Sec DB Decomposition Working Group

The charter of this working group is to successfully decompose the Sec dataset within GitLab

Attributes

Property	Value
Date Created	1 May 2024
Start Date	13 May 2024
End Date
Slack	#wg_sec-database-decomposition (only accessible from within the company)
Google Doc	Working Group Agenda (only accessible from within the company)
Issue Board	Epic Dashboard list
Meeting Cadence	Weekly on Mondays. Recorded.
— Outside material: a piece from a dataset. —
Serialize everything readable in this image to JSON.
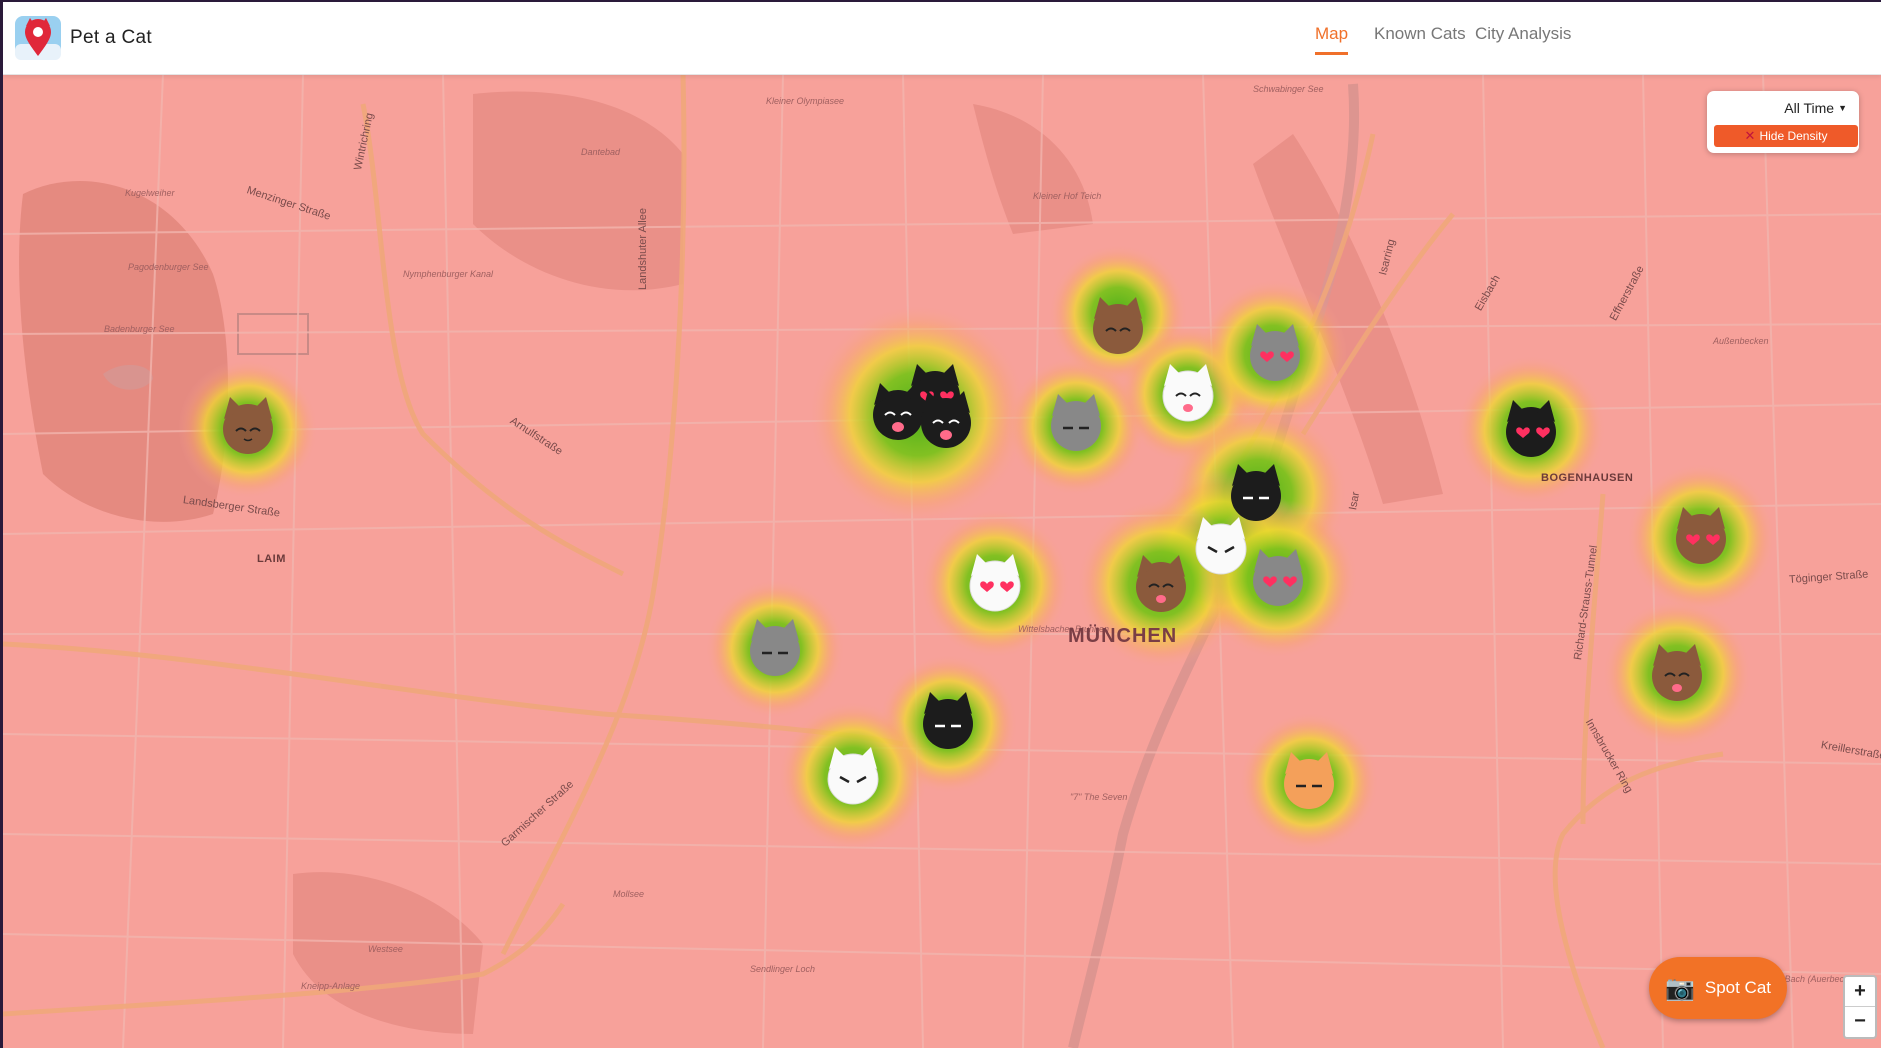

EMEA and APAC options.

Exit Criteria

The charter of this working group is to:

Successfully decompose the Sec datasets to a separate gitlab_sec database in order to reduce pressure on the primary GitLab.com DB and assist in future scalability and stability concerns.
Consider the timing, scope, and impact of the decomposition related to prioritization and implementation of additional efforts to support GitLab.com db performance and optimization for related tables - OKR (GitLab internal)
Evaluate the impact of the decomposition on Self-Managed instances regarding feature parity, performance/hardware requirement, improvements for different size of DBs, and admin’s effort to support.

Support for decomposition in Self-managed or Dedicated is not in scope for this working group.

Objectives

Key results we’d like to achieve within the scope of the working group to ensure the outcome has the most desireable outcome.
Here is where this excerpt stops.